What does she want? What does she need? Is she happy?? AM I GOOD ENOUGH???
And what does that lead to?
A relationship just like the one he’s in now!
Fortunately, over the last seven years, I’ve accepted that all that stuff I hoped to get from him, and the self-worth I hoped to get from that, is, in fact, all my job.
I am supposed to go within and find all that stuff within myself … even though I came from a family and a system that couldn’t tell me anything but the same four words over and over again: “You’re not good enough!”
If he ever spoke up and we ever again had a relationship, I would be bringing a different game to the table. I wouldn’t be asking him to do those things for me anymore. I would just want him to be himself … the funny, whip-smart, enthusiastic guy I met twenty-four years ago. I would not be putting any responsibility for my physical well-being or how I felt about myself in his hands anymore.

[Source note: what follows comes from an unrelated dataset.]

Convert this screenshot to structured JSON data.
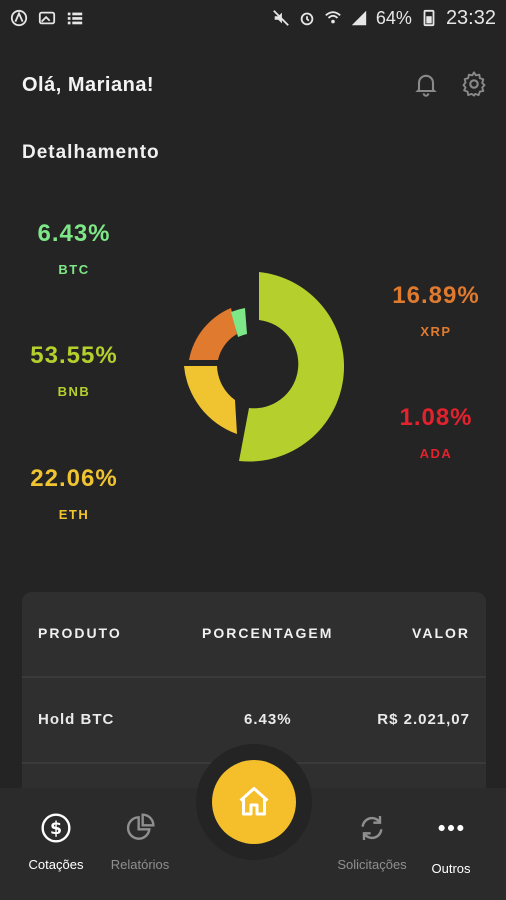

But this person appears to be unchanged. He would be coming to me putting responsibility for how he feels about himself in my hands, and furthermore, because he would be burying his own needs and wants in order to please me, I would have no idea what they were! I would be going on my own best guesses … but they would only be guesses.
When I guessed wrong, he would think, because I wasn’t meeting his needs, that I didn’t think he was worthy of the effort … when all my efforts to meet them would be undercut because he was afraid to know them and to share them.
Even worse, here is a person so lost, so trembling and afraid, that he doesn’t make any effort to research his own childhood and heal.
What would we get out of that?
A mess, that’s what. A big, awful, terrible, hurtful, wasteful tragedy of a mess.
I wish I could have seen, over these last seven years, a person who went to work on his own codependency and low self-worth with the same compulsion that brings him back, time and time again, to read my headlines.
Even if it resulted in him putting down some ultimatums at home, finding a decent marriage counselor this time, and healing his marriage with his wife, it would sure look better and more optimistic than what I’m seeing here.
What I’m seeing here is a person hopelessly emotionally ill, someone who will never heal from childhood, someone who’s a terribly poor bet in a relationship, someone who sabotages himself and all his relationships stealthily from the inside.
All because an alcoholic mom and a codependent dishrag dad who really needed a license to have children gave him so many messages that he was unworthy growing up that he just can’t, just can’t, just can’t break out of them, or even pick up the books that would help him break out of them.
And I didn’t see any of this when we met.
Luckily, I got to see it in this rare instance … without having to have that relationship.
Thank God.
Because my own childhood taught me that taking a situation like this and making it somehow work out was the focus of my life and would make me feel worthy and become my greatest triumph.
My childhood, with the BPD mom who blamed everyone else for all her feelings and all her problems, did not teach me that that was not possible.
And now I’ve outgrown it.
I don’t look at this relationship not working out now, and feel this horrible sense of loss and tragedy because it isn’t going to happen, as I did for the past seven years.
I showed up. I did my half of the job.
But nobody can make the other person do his.